3. Assafetida: l’aroma più sorprendente tra le spezie dimenticate

Il nome potrebbe sembrare poco invitante, ma l’assafetida, nota anche come «finocchio fetido» o «sterco del diavolo», è senza dubbio una delle spezie dimenticate più curiose e particolari. Il nome deriva dal suo caratteristico odore pungente e sgradevole. Questa spezia, ottenuta dalla resina della radice della pianta, è oggi molto utilizzata nella cucina indiana, soprattutto in ricette a base di verdure e riso. Il suo aroma, intenso e penetrante, ricorda l’aglio ma con un tocco speziato simile al pepe nero, capace di trasformare anche le preparazioni più semplici in piatti dal gusto sorprendente. In epoca medievale, l’assafetida veniva apprezzata non solo per il sapore, ma anche per le sue proprietà terapeutiche: favorisce la digestione, ha effetti disinfettanti e sostiene la salute intestinale, risultando un rimedio naturale contro numerosi disturbi gastrointestinali.
4. Pimpinella: l’erba aromatica che conquistava i palati

La pimpinella è una pianta aromatica perenne conosciuta fin dall’antichità, apprezzata sia in cucina che per le sue proprietà medicinali.
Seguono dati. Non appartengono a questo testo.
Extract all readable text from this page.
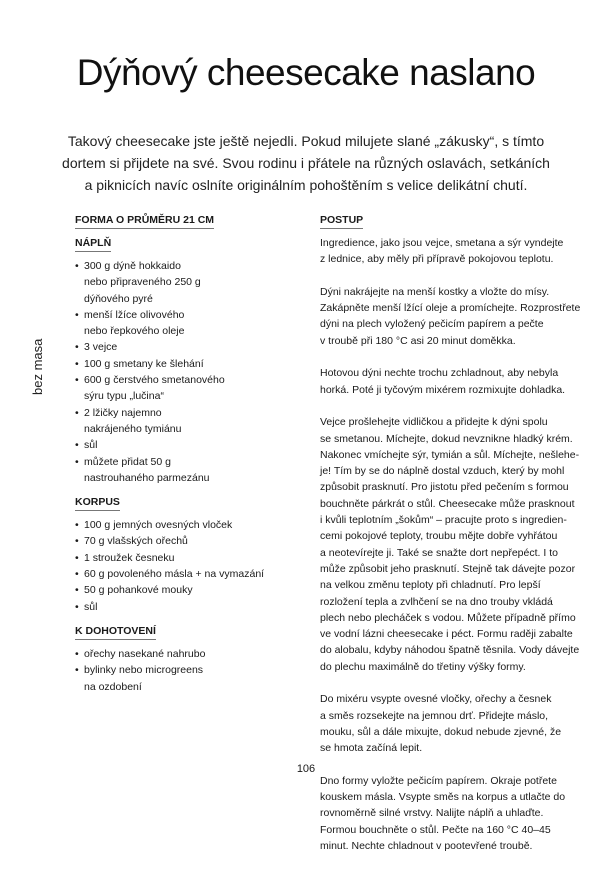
Dýňový cheesecake naslano
Takový cheesecake jste ještě nejedli. Pokud milujete slané „zákusky“, s tímto
dortem si přijdete na své. Svou rodinu i přátele na různých oslavách, setkáních
a piknicích navíc oslníte originálním pohoštěním s velice delikátní chutí.
bez masa
FORMA O PRŮMĚRU 21 CM
NÁPLŇ
• 300 g dýně hokkaido
nebo připraveného 250 g
dýňového pyré
• menší lžíce olivového
nebo řepkového oleje
• 3 vejce
• 100 g smetany ke šlehání
• 600 g čerstvého smetanového
sýru typu „lučina“
• 2 lžičky najemno
nakrájeného tymiánu
• sůl
• můžete přidat 50 g
nastrouhaného parmezánu
KORPUS
• 100 g jemných ovesných vloček
• 70 g vlašských ořechů
• 1 stroužek česneku
• 60 g povoleného másla + na vymazání
• 50 g pohankové mouky
• sůl
K DOHOTOVENÍ
• ořechy nasekané nahrubo
• bylinky nebo microgreens
na ozdobení
POSTUP
Ingredience, jako jsou vejce, smetana a sýr vyndejte
z lednice, aby měly při přípravě pokojovou teplotu.
Dýni nakrájejte na menší kostky a vložte do mísy.
Zakápněte menší lžící oleje a promíchejte. Rozprostřete
dýni na plech vyložený pečicím papírem a pečte
v troubě při 180 °C asi 20 minut doměkka.
Hotovou dýni nechte trochu zchladnout, aby nebyla
horká. Poté ji tyčovým mixérem rozmixujte dohladka.
Vejce prošlehejte vidličkou a přidejte k dýni spolu
se smetanou. Míchejte, dokud nevznikne hladký krém.
Nakonec vmíchejte sýr, tymián a sůl. Míchejte, nešlehe-
je! Tím by se do náplně dostal vzduch, který by mohl
způsobit prasknutí. Pro jistotu před pečením s formou
bouchněte párkrát o stůl. Cheesecake může prasknout
i kvůli teplotním „šokům“ – pracujte proto s ingredien-
cemi pokojové teploty, troubu mějte dobře vyhřátou
a neotevírejte ji. Také se snažte dort nepřepéct. I to
může způsobit jeho prasknutí. Stejně tak dávejte pozor
na velkou změnu teploty při chladnutí. Pro lepší
rozložení tepla a zvlhčení se na dno trouby vkládá
plech nebo plecháček s vodou. Můžete případně přímo
ve vodní lázni cheesecake i péct. Formu raději zabalte
do alobalu, kdyby náhodou špatně těsnila. Vody dávejte
do plechu maximálně do třetiny výšky formy.
Do mixéru vsypte ovesné vločky, ořechy a česnek
a směs rozsekejte na jemnou drť. Přidejte máslo,
mouku, sůl a dále mixujte, dokud nebude zjevné, že
se hmota začíná lepit.
Dno formy vyložte pečicím papírem. Okraje potřete
kouskem másla. Vsypte směs na korpus a utlačte do
rovnoměrně silné vrstvy. Nalijte náplň a uhlaďte.
Formou bouchněte o stůl. Pečte na 160 °C 40–45
minut. Nechte chladnout v pootevřené troubě.
106
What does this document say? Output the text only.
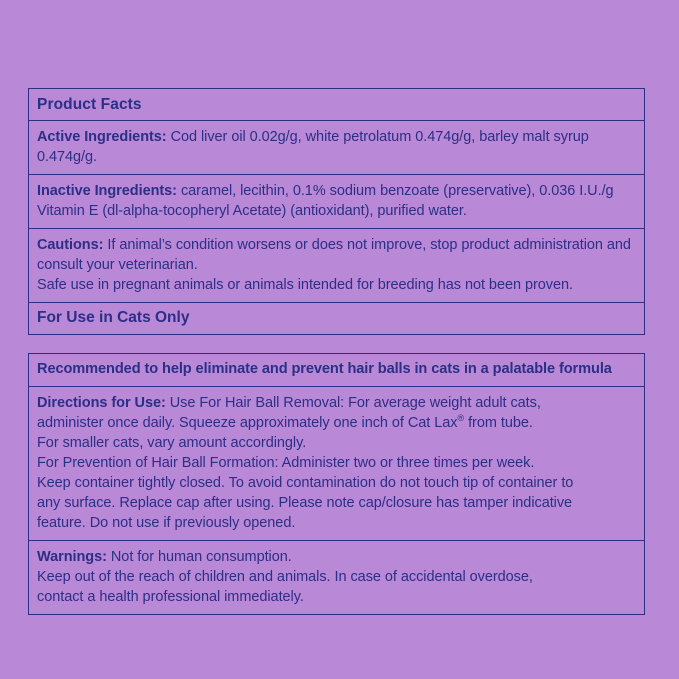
Product Facts
Active Ingredients: Cod liver oil 0.02g/g, white petrolatum 0.474g/g, barley malt syrup 0.474g/g.
Inactive Ingredients: caramel, lecithin, 0.1% sodium benzoate (preservative), 0.036 I.U./g Vitamin E (dl-alpha-tocopheryl Acetate) (antioxidant), purified water.
Cautions: If animal’s condition worsens or does not improve, stop product administration and consult your veterinarian.
Safe use in pregnant animals or animals intended for breeding has not been proven.
For Use in Cats Only
Recommended to help eliminate and prevent hair balls in cats in a palatable formula
Directions for Use: Use For Hair Ball Removal: For average weight adult cats,
administer once daily. Squeeze approximately one inch of Cat Lax® from tube.
For smaller cats, vary amount accordingly.
For Prevention of Hair Ball Formation: Administer two or three times per week.
Keep container tightly closed. To avoid contamination do not touch tip of container to
any surface. Replace cap after using. Please note cap/closure has tamper indicative
feature. Do not use if previously opened.
Warnings: Not for human consumption.
Keep out of the reach of children and animals. In case of accidental overdose,
contact a health professional immediately.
Il suo nome scientifico, Sanguisorba minor, deriva dalle notevoli virtù antiemorragiche attribuite alla pianta.
Il suo sapore è delicato ma caratteristico, ricordando quello delle noci, con un leggero retrogusto fresco che richiama il cetriolo, conferendo ai piatti un aroma sottile e originale. Le foglie fresche possono essere usate per preparare insalate e per aromatizzare salse, minestre, vino e aceto.
La pimpinella rappresenta un perfetto esempio di come, nel Medioevo, le erbe aromatiche fossero allo stesso tempo ingredienti culinari e rimedi naturali.
5. Galanga: il piccolo tesoro delle spezie dimenticate

Terminiamo questo viaggio tra le spezie dimenticate con la galanga, appartenente alla stessa famiglia dello zenzero. Arrivò dall’Oriente in Europa già nel VI secolo, ma non riuscì a imporsi con lo stesso successo in Italia. Il suo aroma caldo e speziato la rendeva un ingrediente prezioso in cucina e in medicina. Secondo la tradizione, la galanga serviva anche a deodorare l’alito e veniva spesso combinata in miscele con altre spezie. Era inoltre l’ingrediente principale per la preparazione di un liquore molto apprezzato nel Medioevo, l’Ippocrasso, utilizzato nei banchetti e nelle occasioni speciali. La celebre monaca e naturalista Ildegarda di Bingen le attribuì numerose proprietà curative, definendola la «spezia della vita» in grado di alleviare disturbi gastrici, problemi cardiaci e febbri.
Con il passare del tempo, l’uso della galanga in Europa diminuì gradualmente, fino a cadere quasi completamente in disuso. Tuttavia, la spezia continua a essere un elemento fondamentale nella cucina e nella medicina tradizionale del sud-est asiatico.